Tous les ministres ont relevé "l'incertitude" de la situation que provoquerait une acceptation de l'initiative. "Nous avons besoin de conditions solides et prévisibles", a abondé le directeur général d'OM Pharma, Roch Ogier, entreprise où avait lieu la conférence de presse. La CGSO redoute notamment des délocalisations totales ou partielles vers des pays de l'UE.
Certes, les cantons ne minimisent pas les défis sur la santé, le logement ou le transport. Mais ceux-ci ont "des causes structurelles" et l'initiative ne construit pas une seule habitation supplémentaire ni ne réduit les loyers, ajoute encore Mme Luisier.
Collaboration intercantonale
Elle attribue plutôt les efforts à mener sur la qualité des projets à bâtir, l'accessibilité et la réduction des obstacles bureaucratiques.
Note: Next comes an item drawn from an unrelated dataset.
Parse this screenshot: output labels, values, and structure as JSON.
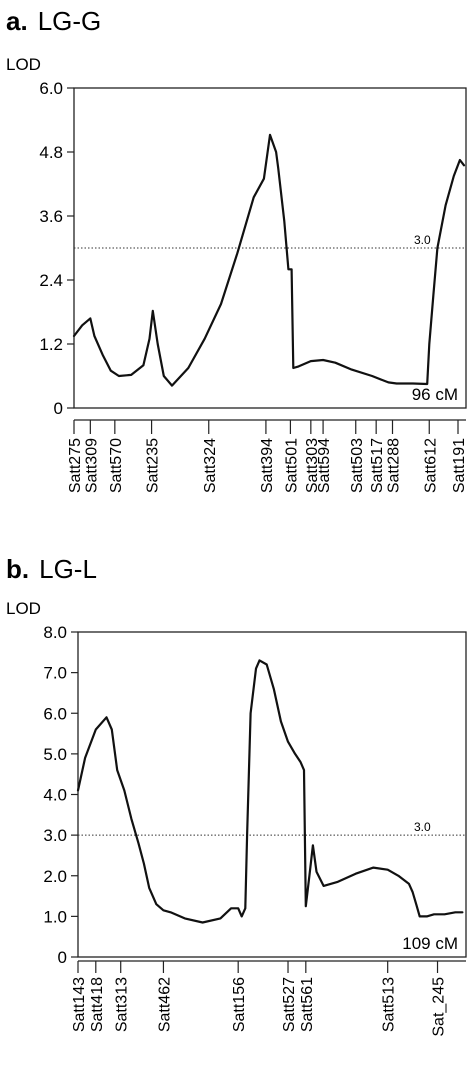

En considérant les réserves actuelles, environ 100'000 personnes supplémentaires dans le canton de Vaud pourraient être logées, selon elles.
Les cantons occidentaux n'ont pas attendu l'initiative. Ils collaborent sur des politiques ciblées sur l'aménagement du territoire et sur les transports, comme le montre le Léman Express, a également expliqué Mme Fontanet. A Genève, des milliers de logements sont en cours de construction, a-t-elle aussi dit. Il faut absorber cette croissance qui est indispensable pour l'économie, selon elle.
Ces dernières semaines, pour contrer l'initiative, le Conseil fédéral a annoncé plusieurs mesures. Il souhaite un durcissement de la Lex Koller pour l'accès des étrangers à la propriété en Suisse et davantage d'intégration des étrangers déjà sur le territoire national, notamment ceux arrivés par le regroupement familial.
De leur côté, les cantons occidentaux ne sont pas arrivés avec de nouveaux projets en commun. Chacun réfléchit, selon Mme Fontanet. Et les communes ont aussi un rôle à jouer en facilitant l'accès au logement par des terrains à prix raisonnables, ajoute M. Curty.